Essas pesquisas foram feitas no CTC-USP pelo professor Júlio Voltarelli e estão
em andamento”, conta a docente.
O foco das pesquisas, então, voltou-se para as
células-tronco embrionárias. Segundo Lygia, elas necessitam de condições muito
específicas para se multiplicar fora do corpo, em ambiente artificial. Para verificar
se elas não perdem a capacidade de ser pluripotentes, realiza-se um ensaio
injetando essas células em camundongos.
“Quando essas células estão no organismo, elas precisam
receber vários estímulos diferentes. Se elas forem, de fato, versáteis e
pluripotentes, respondem a esses estímulos e começam um processo caótico e
desordenado de diferenciação, dando origem a um tumor chamado teratoma. Quando
você faz a histologia desse tumor, encontra nele neurônios, pedaços de
intestino, osso, músculo. E isso é a última coisa que eu quero que aconteça no
meu paciente”, diz ela.
Por isso, um dos principais desafios para a realização de
terapia com células-tronco embrionárias envolve a segurança do procedimento. “Se
por um lado, ser pluripotente é uma vantagem, por outro, tenho que ter certeza
que, entre a população de células produzidas a partir de células embrionárias,
não sobraram algumas indecisas, não diferenciadas, que poderiam formar um tumor
no paciente. Por isso, ensaios em seres humanos com células-tronco embrionárias
demoraram muito mais tempo para serem feitos que os com células-tronco adultas”.

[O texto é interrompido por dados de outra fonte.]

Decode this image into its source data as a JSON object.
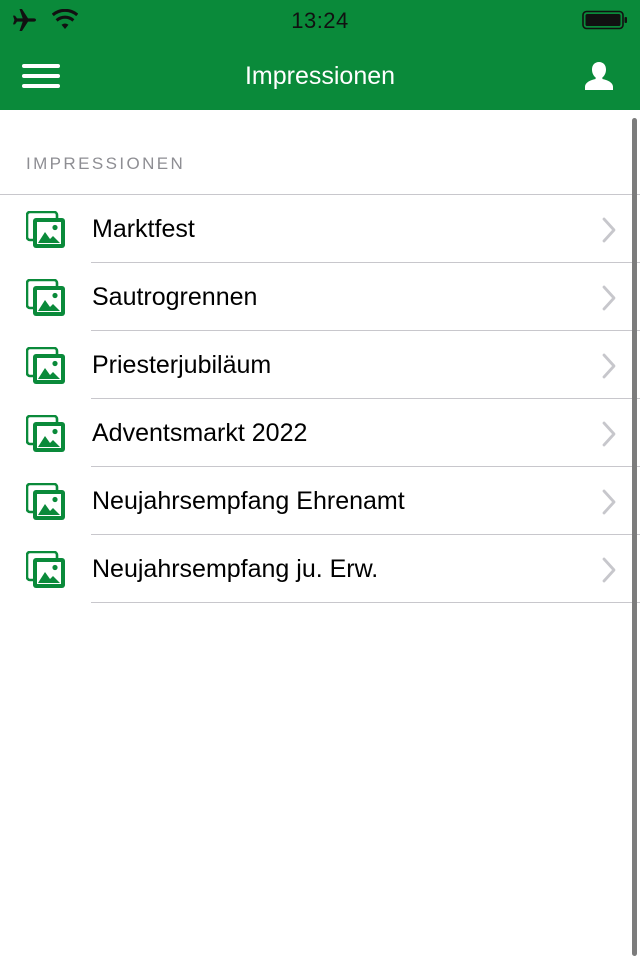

Um segundo desafio citado pela docente é a compatibilidade entre
o paciente e as células utilizadas na terapia. De acordo com ela, existem duas
linhas de estudo atuais nesse sentido: uma estratégia de encapsular as
células-tronco, para que elas fiquem invisíveis ao sistema imunológico,
evitando assim a rejeição, e outra estratégia que utiliza técnicas de clonagem
para produzir células-tronco com o mesmo material genético do receptor.
Para Lygia, as pesquisas na área de células-tronco
embrionárias vão trazer importantes conhecimentos básicos em biologia humana
que poderão ser aplicados em terapias futuras não necessariamente envolvendo
esse tipo de células. “Ao entender essa diferenciação, será possível descobrir
moléculas que podem induzir uma regeneração do cérebro, por exemplo. Assim, se
o paciente tiver um acidente vascular cerebral, não será preciso injetar
células-tronco para recuperar o dano, mas apenas dar a ele um medicamento feito
a partir dessas moléculas”, explica.
Biblioteca de
células-tronco brasileira
Outra possibilidade de uso das células-tronco em pesquisas é
na avaliação de toxidade de substâncias testadas pela indústria farmacêutica
para a produção de medicamentos. Lygia explica que, embora sejam feitos
diversos testes antes da liberação para venda, há uma resposta variável a esses
medicamentos de acordo com a genética de cada indivíduo.
“A população brasileira tem uma genética peculiar. Somos uma
mistura de africanos, europeus e índios. Mas a maioria dos medicamentos é
testada em populações europeias e norte-americanas, e com base nesses
resultados são comercializadas a populações com genética diferente. O ideal
seria testar em uma população mais ampla, mas a indústria farmacêutica não tem
recursos suficientes para isso. Substituir esses testes por ensaios em células
de diferentes pessoas seria uma opção”.
Pensando nisso, o Laboratório Nacional de Células-Tronco
Embrionárias, do qual Lygia é chefe, criou uma biblioteca brasileira de
células-tronco. Por meio de uma parceria com o projeto Estudo Longitudinal de
Saúde do Adulto (ELSA Brasil), realizado por seis instituições de pesquisa
brasileiras, entre elas a USP, foi possível coletar células-tronco de duas mil
pessoas em diferentes regiões. “Assim, conseguiremos ter uma população de
células-tronco que represente a genética do brasileiro”, explica.